Une petite femme dure comme le roc, décidément ! Superbe, certes, mais sans aucune faille.

Après avoir traversé, Luca passa au trot, un rythme préférable à la lenteur habituelle de la progression.

Alors que le soleil déclinait de plus en plus, ils longèrent deux ou trois prairies assez grandes pour accueillir la ménagerie, mais le saltimbanque continua à avancer jusqu’à ce que l’astre du jour ait à demi sombré à l’horizon. Même là, il sembla hésiter devant un vaste terrain dégagé.

— Ce n’est qu’un champ, dit-il enfin pour s’encourager.

Sur ces mots, il fit obliquer ses chevaux.

Dès que les montures eurent été confiées à Metwyn, Mat accompagna Tuon et Selucia jusqu’à leur roulotte. Mais il n’y aurait ni dîner ni partie de pierres.

— Un soir parfait pour prier, dit la Fille des Neuf Lunes avant d’entrer dans le véhicule avec sa so’jhin. Jouet, es-tu donc ignare à ce point ? Les morts qui marchent annoncent l’imminence de Tarmon Gai’don.

Mat ne rangea pas cette remarque dans la catégorie des superstitions bizarres de Tuon. Après tout, il n’était pas loin de penser la même chose. Pas vraiment amateur de prières, il se fendait d’une petite de temps en temps. Parfois, il n’y avait rien d’autre à faire.

Personne n’ayant envie de fermer l’œil, les lampes brûlèrent jusque très tard. Dans le même ordre d’idées, nul ne désirait être seul…

Mat dîna sous sa tente, sans grand appétit et avec le vacarme des dés dans sa tête. Puis Thom vint le rejoindre pour jouer aux pierres, et Noal ne tarda pas à débouler. Empressés, Lopin et Nerim se montrèrent toutes les cinq minutes, anxieux de combler les désirs de leur maître et de ses invités.

Quand ils eurent apporté du vin et des gobelets, Mat leur intima d’aller tenir compagnie à Harnan et aux autres soldats.

— Ils doivent être en train de se soûler, ce qui semble une très bonne idée. C’est un ordre ! Dites-leur de ma part de partager leur gnôle avec vous.

Un peu gêné par son ventre rebondi, Lopin s’inclina gravement.

— Seigneur, j’ai souvent aidé Harnan quand il lui fallait divers articles. Je suis sûr qu’il ne nous rationnera pas l’alcool. Suis-moi, Nerim. Le seigneur Mat veut qu’on se soûle et tu te soûleras, même si je dois m’asseoir sur toi et te faire boire de force.

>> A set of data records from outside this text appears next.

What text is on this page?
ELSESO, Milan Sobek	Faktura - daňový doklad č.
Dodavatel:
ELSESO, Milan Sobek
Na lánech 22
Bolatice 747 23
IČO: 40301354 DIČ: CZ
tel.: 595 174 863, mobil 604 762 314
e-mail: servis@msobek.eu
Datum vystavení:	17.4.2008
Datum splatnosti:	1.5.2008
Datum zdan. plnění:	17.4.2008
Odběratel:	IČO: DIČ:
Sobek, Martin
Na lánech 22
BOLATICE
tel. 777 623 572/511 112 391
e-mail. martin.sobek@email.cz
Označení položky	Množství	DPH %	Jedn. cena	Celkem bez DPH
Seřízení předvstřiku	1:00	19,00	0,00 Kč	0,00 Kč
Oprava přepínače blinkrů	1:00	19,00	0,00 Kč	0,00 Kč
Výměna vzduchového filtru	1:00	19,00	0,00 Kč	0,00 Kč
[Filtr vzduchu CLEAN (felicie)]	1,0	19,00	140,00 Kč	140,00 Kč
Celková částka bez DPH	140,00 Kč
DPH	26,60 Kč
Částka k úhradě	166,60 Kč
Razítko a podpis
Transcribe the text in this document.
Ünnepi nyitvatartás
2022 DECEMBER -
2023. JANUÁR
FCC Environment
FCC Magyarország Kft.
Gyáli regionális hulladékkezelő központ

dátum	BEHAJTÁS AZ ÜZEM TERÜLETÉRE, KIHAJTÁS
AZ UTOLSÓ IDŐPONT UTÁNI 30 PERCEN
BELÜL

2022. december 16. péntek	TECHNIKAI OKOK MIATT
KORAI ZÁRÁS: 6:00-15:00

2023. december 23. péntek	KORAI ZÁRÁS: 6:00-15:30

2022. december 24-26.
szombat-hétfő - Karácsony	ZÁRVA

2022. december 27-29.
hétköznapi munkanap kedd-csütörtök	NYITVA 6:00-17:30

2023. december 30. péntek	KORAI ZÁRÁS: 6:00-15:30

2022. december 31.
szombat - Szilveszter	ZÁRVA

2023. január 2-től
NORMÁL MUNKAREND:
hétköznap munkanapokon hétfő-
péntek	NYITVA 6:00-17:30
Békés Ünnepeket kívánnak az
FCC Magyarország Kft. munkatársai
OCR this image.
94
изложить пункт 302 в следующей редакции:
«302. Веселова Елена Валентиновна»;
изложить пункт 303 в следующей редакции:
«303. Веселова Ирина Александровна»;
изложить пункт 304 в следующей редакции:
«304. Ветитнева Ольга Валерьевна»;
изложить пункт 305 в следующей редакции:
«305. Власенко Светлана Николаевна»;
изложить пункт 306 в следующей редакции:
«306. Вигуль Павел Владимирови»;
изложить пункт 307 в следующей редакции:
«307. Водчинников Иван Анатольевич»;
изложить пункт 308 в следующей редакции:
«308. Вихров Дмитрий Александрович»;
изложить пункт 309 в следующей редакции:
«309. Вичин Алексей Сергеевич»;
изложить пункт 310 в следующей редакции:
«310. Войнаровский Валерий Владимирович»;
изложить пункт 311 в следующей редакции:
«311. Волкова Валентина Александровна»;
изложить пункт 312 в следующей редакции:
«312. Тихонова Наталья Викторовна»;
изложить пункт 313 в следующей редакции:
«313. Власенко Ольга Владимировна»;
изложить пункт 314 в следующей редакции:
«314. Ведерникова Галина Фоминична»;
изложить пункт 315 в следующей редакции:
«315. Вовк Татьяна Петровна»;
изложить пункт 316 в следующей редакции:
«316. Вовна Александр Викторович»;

Le visage étroit de l’austère Cairhienien exprima toute la désapprobation du monde, mais il s’inclina puis emboîta le pas au Tearien. Ce soir, aurait parié Mat, Lopin n’aurait pas besoin de le contraindre à boire.

Juilin arriva en compagnie d’Amathera et Olver. Du coup, une partie de serpents et renards se déroula à même le sol – sur le plateau de jeu du gamin –, parallèlement à la partie de pierres qui faisait rage sur la table. Bien entendu, les participants changèrent régulièrement de jeu.

Aux pierres, Amathera se révéla plutôt bonne – rien d’étonnant, quand on avait dirigé un pays. En revanche, quand Olver et elle perdirent aux serpents et renards, elle se montra encore plus boudeuse que d’habitude. Pourtant, à ce jeu, personne ne gagnait jamais.

Cela dit, Mat la soupçonnait de n’avoir pas été une très bonne reine.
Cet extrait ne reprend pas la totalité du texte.